‘Guernica’ Tapestry Is Taken Back From U.N. by a Rockefeller
For more than three decades, a 25-foot long canvas tapestry replica of “Guernica” hung outside the United Nations Security Council chamber, the backdrop for speeches by diplomats who were working to avert the atrocities depicted in Picasso’s iconic antiwar painting.
But now the tapestry is gone, repossessed by its owner, Nelson A. Rockefeller Jr., whose family had commissioned the tapestry in the 1950s and lent it to the United Nations in 1985.
Stéphane Dujarric, a spokesman for Secretary General António Guterres, told reporters on Friday that Mr. Rockefeller had recently requested the tapestry back, and that it had been returned to him earlier this month.
From today's noon briefing: Guernica tapestry returned on request to owner Nelson Rockefeller Jr. The tapestry, a moving reminder of the horrors of war, hung outside the @UN Security Council stakeout for thirty-five years. pic.twitter.com/7Uiw23z9TI
“I feel sad and a sense of loss looking at that empty wall,” Mr. Dujarric said. “The tapestry was not only a moving reminder of the horrors of war but, because of where it stood, it was also a witness to so much history that unfolded outside of the Security Council since 1985.”
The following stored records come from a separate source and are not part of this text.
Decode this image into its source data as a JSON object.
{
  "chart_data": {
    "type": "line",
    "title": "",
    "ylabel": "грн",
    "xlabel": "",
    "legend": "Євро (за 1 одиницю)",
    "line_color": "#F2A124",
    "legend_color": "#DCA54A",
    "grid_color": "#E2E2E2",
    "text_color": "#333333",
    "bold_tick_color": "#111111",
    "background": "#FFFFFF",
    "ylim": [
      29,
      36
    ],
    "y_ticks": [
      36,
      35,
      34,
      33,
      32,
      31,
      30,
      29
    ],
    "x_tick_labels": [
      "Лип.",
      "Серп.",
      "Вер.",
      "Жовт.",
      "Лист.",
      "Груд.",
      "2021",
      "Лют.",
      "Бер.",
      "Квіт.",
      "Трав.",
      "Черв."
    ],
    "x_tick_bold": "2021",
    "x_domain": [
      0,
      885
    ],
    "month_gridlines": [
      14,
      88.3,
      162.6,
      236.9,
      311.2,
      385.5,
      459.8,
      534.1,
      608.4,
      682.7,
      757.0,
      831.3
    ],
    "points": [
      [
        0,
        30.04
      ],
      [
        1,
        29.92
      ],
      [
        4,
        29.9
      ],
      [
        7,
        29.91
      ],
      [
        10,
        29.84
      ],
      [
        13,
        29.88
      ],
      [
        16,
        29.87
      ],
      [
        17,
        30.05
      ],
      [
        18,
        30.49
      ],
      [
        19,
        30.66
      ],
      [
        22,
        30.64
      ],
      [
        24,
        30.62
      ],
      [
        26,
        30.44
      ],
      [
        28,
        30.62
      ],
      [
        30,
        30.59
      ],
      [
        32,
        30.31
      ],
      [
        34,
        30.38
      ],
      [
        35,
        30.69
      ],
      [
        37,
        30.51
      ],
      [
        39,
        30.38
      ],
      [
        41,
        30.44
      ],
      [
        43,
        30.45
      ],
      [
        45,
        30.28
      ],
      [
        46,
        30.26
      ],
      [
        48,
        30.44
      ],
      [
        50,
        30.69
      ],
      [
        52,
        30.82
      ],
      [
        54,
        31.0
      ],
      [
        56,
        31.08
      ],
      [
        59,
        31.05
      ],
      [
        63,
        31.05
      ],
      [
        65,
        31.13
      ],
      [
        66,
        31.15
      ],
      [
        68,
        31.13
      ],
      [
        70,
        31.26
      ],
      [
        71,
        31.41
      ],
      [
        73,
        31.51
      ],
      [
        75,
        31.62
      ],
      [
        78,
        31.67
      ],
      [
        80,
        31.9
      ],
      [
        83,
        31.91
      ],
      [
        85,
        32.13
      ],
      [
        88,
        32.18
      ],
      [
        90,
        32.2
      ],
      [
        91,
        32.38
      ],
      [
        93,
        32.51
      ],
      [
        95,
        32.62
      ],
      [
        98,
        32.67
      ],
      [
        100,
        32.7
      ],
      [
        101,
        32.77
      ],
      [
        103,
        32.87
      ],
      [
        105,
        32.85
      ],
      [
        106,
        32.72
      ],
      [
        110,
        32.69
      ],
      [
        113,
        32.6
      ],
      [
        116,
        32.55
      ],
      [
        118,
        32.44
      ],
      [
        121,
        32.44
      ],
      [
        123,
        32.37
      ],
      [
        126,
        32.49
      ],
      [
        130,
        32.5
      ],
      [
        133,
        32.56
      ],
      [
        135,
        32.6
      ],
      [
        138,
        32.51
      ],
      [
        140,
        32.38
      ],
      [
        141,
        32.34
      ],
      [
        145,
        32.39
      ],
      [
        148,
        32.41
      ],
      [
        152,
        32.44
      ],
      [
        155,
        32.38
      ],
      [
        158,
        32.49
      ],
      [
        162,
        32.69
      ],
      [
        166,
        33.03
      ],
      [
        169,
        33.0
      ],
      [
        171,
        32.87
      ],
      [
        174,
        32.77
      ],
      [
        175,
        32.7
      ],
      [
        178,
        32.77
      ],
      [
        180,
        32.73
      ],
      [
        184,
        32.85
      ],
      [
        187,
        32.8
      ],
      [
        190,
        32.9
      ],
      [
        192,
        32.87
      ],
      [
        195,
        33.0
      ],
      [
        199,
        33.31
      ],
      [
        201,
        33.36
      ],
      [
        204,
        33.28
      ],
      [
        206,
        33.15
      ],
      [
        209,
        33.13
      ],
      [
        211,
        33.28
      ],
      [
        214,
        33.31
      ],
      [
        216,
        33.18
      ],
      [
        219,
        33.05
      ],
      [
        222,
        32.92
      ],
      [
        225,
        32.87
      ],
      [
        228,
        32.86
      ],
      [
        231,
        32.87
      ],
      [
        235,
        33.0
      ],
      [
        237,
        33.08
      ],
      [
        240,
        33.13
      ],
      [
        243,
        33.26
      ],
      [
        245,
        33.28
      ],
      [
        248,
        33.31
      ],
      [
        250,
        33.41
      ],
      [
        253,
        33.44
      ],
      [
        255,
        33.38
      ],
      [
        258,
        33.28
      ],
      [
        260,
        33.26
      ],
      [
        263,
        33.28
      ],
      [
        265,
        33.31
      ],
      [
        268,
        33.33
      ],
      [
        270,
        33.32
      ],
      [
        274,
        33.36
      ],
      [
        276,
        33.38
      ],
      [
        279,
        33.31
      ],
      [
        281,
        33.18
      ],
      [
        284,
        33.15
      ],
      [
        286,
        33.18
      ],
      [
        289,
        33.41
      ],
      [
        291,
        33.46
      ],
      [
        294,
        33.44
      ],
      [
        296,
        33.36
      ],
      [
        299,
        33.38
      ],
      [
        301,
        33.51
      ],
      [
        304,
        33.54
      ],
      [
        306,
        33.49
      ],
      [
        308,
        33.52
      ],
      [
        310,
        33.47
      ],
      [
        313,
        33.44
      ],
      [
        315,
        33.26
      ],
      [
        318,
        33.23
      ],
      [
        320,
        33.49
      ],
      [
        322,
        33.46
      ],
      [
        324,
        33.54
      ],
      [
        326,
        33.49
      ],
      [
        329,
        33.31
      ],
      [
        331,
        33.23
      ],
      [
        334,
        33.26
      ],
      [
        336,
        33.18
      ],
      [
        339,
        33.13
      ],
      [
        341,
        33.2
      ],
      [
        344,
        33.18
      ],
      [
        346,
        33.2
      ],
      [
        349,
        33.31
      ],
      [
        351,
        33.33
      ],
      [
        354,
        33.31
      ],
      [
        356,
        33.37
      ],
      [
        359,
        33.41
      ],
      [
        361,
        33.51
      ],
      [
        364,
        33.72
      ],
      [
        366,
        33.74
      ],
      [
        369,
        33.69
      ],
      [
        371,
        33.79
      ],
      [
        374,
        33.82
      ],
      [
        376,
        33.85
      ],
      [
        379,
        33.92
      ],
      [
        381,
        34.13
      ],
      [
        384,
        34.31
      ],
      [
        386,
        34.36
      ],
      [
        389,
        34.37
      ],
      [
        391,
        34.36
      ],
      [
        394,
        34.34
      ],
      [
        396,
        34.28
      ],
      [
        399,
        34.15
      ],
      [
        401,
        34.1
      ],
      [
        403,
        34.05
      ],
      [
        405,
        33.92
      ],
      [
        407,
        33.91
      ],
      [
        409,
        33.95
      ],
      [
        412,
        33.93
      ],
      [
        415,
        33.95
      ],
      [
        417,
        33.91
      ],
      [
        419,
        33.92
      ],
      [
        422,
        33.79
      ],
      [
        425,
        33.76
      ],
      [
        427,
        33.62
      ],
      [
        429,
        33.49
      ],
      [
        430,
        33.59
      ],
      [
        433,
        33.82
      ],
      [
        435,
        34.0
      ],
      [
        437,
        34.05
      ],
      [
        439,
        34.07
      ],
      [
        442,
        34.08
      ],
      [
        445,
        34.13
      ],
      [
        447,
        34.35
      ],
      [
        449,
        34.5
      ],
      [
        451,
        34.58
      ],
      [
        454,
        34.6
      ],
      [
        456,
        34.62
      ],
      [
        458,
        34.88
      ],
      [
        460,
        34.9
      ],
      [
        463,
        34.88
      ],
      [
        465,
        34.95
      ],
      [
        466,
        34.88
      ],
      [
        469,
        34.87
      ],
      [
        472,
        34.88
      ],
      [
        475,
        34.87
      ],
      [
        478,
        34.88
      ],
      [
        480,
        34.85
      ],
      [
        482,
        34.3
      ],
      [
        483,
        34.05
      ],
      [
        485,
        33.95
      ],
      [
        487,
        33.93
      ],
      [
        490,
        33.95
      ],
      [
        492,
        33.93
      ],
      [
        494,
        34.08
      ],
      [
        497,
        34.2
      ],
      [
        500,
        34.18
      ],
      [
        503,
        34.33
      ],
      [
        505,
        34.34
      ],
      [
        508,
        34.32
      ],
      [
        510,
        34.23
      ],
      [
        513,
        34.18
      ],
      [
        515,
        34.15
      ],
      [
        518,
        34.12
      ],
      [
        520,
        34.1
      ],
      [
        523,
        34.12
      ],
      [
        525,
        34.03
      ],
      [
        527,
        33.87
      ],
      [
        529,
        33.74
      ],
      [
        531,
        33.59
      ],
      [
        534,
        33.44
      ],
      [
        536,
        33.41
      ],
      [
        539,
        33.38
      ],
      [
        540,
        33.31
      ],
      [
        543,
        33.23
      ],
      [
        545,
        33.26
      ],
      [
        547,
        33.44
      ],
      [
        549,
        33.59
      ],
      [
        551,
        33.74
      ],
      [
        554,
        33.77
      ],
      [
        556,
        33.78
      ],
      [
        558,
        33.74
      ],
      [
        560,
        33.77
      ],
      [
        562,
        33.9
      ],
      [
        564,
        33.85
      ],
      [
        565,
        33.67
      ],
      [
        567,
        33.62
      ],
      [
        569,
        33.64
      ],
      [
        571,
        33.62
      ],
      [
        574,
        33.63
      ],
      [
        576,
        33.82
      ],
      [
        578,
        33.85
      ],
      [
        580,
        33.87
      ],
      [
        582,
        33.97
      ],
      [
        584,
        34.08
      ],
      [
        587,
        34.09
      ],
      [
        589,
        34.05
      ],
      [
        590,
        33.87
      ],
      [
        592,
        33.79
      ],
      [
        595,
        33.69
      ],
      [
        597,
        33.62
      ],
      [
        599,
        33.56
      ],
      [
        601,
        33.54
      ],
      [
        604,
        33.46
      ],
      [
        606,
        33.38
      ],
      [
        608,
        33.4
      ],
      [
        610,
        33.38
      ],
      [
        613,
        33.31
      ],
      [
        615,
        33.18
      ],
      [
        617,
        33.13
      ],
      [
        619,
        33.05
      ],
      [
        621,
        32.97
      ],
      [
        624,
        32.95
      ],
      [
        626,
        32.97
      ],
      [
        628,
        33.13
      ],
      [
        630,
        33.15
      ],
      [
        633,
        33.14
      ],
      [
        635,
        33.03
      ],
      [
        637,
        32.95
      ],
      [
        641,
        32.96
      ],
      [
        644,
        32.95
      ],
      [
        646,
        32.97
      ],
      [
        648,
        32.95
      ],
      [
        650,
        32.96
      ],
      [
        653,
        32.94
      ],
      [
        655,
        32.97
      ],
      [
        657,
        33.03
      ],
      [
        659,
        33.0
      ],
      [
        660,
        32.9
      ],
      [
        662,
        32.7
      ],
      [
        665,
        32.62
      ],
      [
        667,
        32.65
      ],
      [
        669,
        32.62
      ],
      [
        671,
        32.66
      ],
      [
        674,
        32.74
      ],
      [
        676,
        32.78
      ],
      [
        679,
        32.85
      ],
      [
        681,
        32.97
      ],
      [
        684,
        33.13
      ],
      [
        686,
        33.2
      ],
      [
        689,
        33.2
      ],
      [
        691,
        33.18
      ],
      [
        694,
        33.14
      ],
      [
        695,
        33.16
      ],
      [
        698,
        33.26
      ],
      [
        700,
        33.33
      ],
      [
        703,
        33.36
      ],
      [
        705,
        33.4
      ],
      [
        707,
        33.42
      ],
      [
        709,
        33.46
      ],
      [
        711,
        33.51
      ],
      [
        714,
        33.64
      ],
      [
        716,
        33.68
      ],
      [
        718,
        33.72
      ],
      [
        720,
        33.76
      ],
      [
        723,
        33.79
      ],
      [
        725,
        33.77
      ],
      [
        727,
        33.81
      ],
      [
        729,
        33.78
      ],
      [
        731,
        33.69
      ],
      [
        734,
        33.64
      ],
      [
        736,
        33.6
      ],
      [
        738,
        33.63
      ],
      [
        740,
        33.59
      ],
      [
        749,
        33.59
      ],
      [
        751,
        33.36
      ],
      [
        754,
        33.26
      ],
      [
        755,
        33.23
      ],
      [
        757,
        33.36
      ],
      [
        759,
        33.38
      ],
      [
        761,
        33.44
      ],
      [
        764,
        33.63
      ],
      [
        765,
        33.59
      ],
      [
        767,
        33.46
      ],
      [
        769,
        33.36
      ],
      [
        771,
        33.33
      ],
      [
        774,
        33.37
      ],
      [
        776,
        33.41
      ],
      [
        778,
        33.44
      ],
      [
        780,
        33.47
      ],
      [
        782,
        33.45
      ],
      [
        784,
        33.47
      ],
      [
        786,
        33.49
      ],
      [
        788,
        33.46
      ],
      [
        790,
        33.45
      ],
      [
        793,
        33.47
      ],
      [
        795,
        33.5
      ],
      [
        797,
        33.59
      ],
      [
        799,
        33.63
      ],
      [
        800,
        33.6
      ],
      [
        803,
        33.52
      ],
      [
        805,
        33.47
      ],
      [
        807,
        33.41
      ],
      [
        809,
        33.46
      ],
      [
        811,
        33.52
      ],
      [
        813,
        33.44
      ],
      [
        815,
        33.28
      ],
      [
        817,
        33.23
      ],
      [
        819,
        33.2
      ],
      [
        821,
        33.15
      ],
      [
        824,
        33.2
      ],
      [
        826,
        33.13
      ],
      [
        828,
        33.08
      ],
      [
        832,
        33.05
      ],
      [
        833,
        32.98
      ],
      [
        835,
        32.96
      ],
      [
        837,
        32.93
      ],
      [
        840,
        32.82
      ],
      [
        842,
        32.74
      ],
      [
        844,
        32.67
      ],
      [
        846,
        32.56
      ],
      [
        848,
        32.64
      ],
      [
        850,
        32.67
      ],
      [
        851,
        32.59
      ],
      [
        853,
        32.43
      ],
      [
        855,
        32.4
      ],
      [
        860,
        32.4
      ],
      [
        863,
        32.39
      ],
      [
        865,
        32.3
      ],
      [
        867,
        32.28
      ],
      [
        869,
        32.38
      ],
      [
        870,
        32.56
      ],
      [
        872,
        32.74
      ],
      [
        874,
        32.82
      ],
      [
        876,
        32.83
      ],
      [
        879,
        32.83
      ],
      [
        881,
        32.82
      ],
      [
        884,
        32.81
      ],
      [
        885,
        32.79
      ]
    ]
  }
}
Mr. Dujarric said he had no information on why Mr. Rockefeller — a scion of the family that gifted 16 acres of Manhattan’s East Side to the United Nations for its headquarters — had wanted “Guernica” back. Messages left for Mr. Rockefeller at the Rockefeller Family Fund, the New York-based charitable foundation, were not immediately returned.
“I can tell you the secretary general tried very hard to keep the tapestry here but we were not successful,” Mr. Dujarric said, adding that Mr. Guterres would “review options for other art” to adorn the wall.
Mr. Guterres, who walked past the empty wall on Thursday to greet the new American ambassador, Linda Thomas-Greenfield, told CBS News that “it’s horrible, horrible that it is gone.”
Picasso’s original painting, done in 1937 during the Spanish Civil War and now hanging in a Madrid museum after a 42-year stay at the Museum of Modern Art in New York, depicted the bombing of Guernica, Spain, by Nazi German aircraft that nearly obliterated the city and killed or wounded a third of its population.
The painting’s haunting black-and-gray images of screaming humans and animals turned “Guernica” into an enduring symbol of war’s monstrosities.